The administration of medication is often sufficient to improve the situation. In most cases, the patient can be discharged from the treatment as symptom-free. However, regular check-ups are still necessary so that changes and abnormalities can be recognized and treated as early as possible.
If the donor organ is accepted by the organism with the help of drug treatment, the prognosis is favorable. Time is often required for the changeover. If the body successfully overcomes the habituation processes, the life expectancy and the quality of life of the patient increase significantly. In addition, measures can be taken in the run-up to the transplantation that lead to a weakening of the graft-versus-host reaction.
With the current state of medicine, graft-versus-host disease in transplantation can be prevented to a certain extent by immunosuppressive prophylaxis and the selection of relatively immunocompatible transplants. However, despite medical progress and prophylactic measures, the corresponding reactions in a transplant cannot be ruled out with certainty.
Follow-up care for graft-versus-host reactions can often be avoided by appropriate prophylaxis. Here, the donor’s immune cells attack the recipient’s body, not the other way around. In addition to acute graft-versus-host disease, there is a chronic variant that requires lifelong immunosuppression.
Since it is a common consequence of allogeneic blood stem cell or bone marrow transplantation, a donor-versus-recipient reaction should be prevented from the outset. The treatment of an acute graft-versus-host reaction depends on its severity.
If preventive measures have not been sufficiently effective, systemic immunosuppressive treatment with corticosteroids is initiated for moderate to severe graft-versus-host disease. Transplant patients require lifelong follow-up care anyway. This also applies to patients who have survived bone marrow or stem cell transplants.

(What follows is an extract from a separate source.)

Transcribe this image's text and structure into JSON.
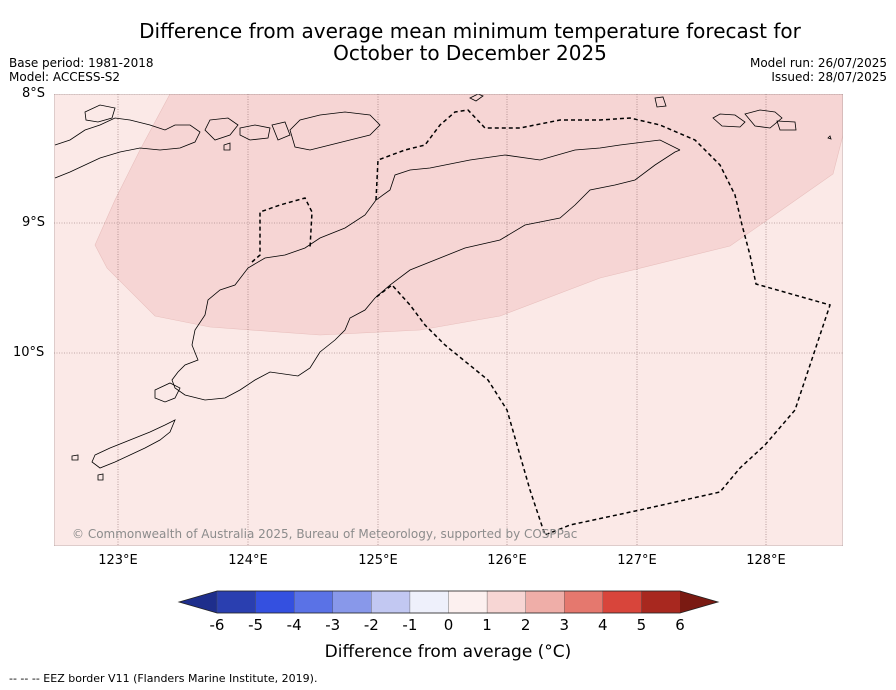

Often the donor cells and the genes of the transplant patient do not match 100 percent. A graft-versus-host reaction can develop due to individual circumstances despite all precautionary measures. The age of the patient plays a role in follow-up care or the chances of survival after a graft-versus-host disease, as does his underlying disease.
All follow-up measures concern the underlying disease, which can be in different stages of treatment or in remission. Acute graft-versus-host disease requires immediate acute treatment. Since it can occur in 30 to 60 percent of transplant cases, the treating physicians are prepared for the corresponding symptoms. You can take immediate action when this complication occurs.
You can do that yourself
Put simply, the graft-versus-host reaction – GVHR for short – is an endogenous defense reaction against implanted cells. The diagnosis is made by a doctor, GVHR cannot be diagnosed by the patient himself. However, if the patient is able to provide information about his condition and how he is feeling, he can contribute to the early detection of GVHR.
GVHR is also treated with medical therapy. It is not possible for the affected patient to help himself. In the majority of cases, patients after organ or spinal cord transplantation are under intensive care medical observation and are regularly tested for possible GVHR. Only in isolated cases does GVHR develop at a later point in time, when the patient has already left the hospital.
For all transplant patients, however, it is equally true that a healthy lifestyle strengthens the immune system and contributes to maintaining health. This includes the complete renunciation of nicotine, alcohol or drugs. Coffee should only be consumed in small to medium amounts, and excessive consumption of sugar and fat should also be avoided. A physical exercise program in the fresh air, the intensity of which should be discussed with the doctor, can also help to improve your general condition.